If English is your native language, make sure you give your parents a big hug next time you see them: they saved you from the horror of learning English as a second language. The complexity of English seems custom-made to vex poor Japanese ESL learners like my wife, who struggles with the language even after all these years. Once someone in the U.S. told her, “You’re from Japan? Neat!” and she replied, “No, I have a job” — she’d confused the normal English adjective with NEET, as in Japan’s legendary hikikomori shut-ins. Then there was the time we were in the drive-thru and she saw the CLEARANCE sign, indicating the maximum height of cars that could pass through, and she wondered if McDonald’s was allowed to sell old food at discounted “clearance” prices like that.
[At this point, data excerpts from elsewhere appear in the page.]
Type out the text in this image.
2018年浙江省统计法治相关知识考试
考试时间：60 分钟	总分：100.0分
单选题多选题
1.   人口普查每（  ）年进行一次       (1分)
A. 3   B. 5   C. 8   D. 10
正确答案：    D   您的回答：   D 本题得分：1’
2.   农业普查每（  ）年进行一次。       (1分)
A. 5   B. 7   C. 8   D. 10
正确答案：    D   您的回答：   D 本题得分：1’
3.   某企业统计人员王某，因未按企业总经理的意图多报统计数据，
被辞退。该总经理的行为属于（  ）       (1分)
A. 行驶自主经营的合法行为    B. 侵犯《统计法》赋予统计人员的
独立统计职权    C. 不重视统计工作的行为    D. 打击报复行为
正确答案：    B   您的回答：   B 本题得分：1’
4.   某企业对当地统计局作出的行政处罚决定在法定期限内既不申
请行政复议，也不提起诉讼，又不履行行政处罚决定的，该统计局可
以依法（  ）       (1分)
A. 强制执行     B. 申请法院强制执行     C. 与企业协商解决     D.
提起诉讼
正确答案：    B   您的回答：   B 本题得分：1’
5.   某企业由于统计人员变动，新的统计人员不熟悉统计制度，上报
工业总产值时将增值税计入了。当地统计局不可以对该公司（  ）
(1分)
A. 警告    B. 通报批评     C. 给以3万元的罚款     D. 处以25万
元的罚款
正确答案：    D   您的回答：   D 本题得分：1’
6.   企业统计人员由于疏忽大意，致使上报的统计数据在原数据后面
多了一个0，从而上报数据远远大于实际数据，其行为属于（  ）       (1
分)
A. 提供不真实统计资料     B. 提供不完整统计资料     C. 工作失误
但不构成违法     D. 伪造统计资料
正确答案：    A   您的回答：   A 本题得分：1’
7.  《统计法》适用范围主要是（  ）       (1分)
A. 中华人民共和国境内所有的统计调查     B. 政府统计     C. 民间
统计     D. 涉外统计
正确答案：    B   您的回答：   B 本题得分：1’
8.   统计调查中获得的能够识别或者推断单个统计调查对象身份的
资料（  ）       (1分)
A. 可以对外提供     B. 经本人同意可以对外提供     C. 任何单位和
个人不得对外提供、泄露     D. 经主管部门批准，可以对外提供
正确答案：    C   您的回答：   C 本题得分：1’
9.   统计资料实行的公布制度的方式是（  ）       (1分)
The combination of fewer sounds in Japanese compared with English and the lack of plurals makes it easy to confuse the word “chopsticks” with ChapStick lip balm, and there’s an enormous potential for L/R confusion, like the time she asked for some “gross” lipstick. Of course, I’ve managed to put my foot in my mouth in Japanese plenty of times, too, like the time I confused hinan (to evacuate, to escape) and hinin (to use contraceptive) when talking with a pretty girl (facepalm).
So to any readers who didn’t learn English as your first language, how hard was it? Do the Japanese inherently have more difficulty with it or is it maddening for everyone?
English is a very difficult language for Japanese to master.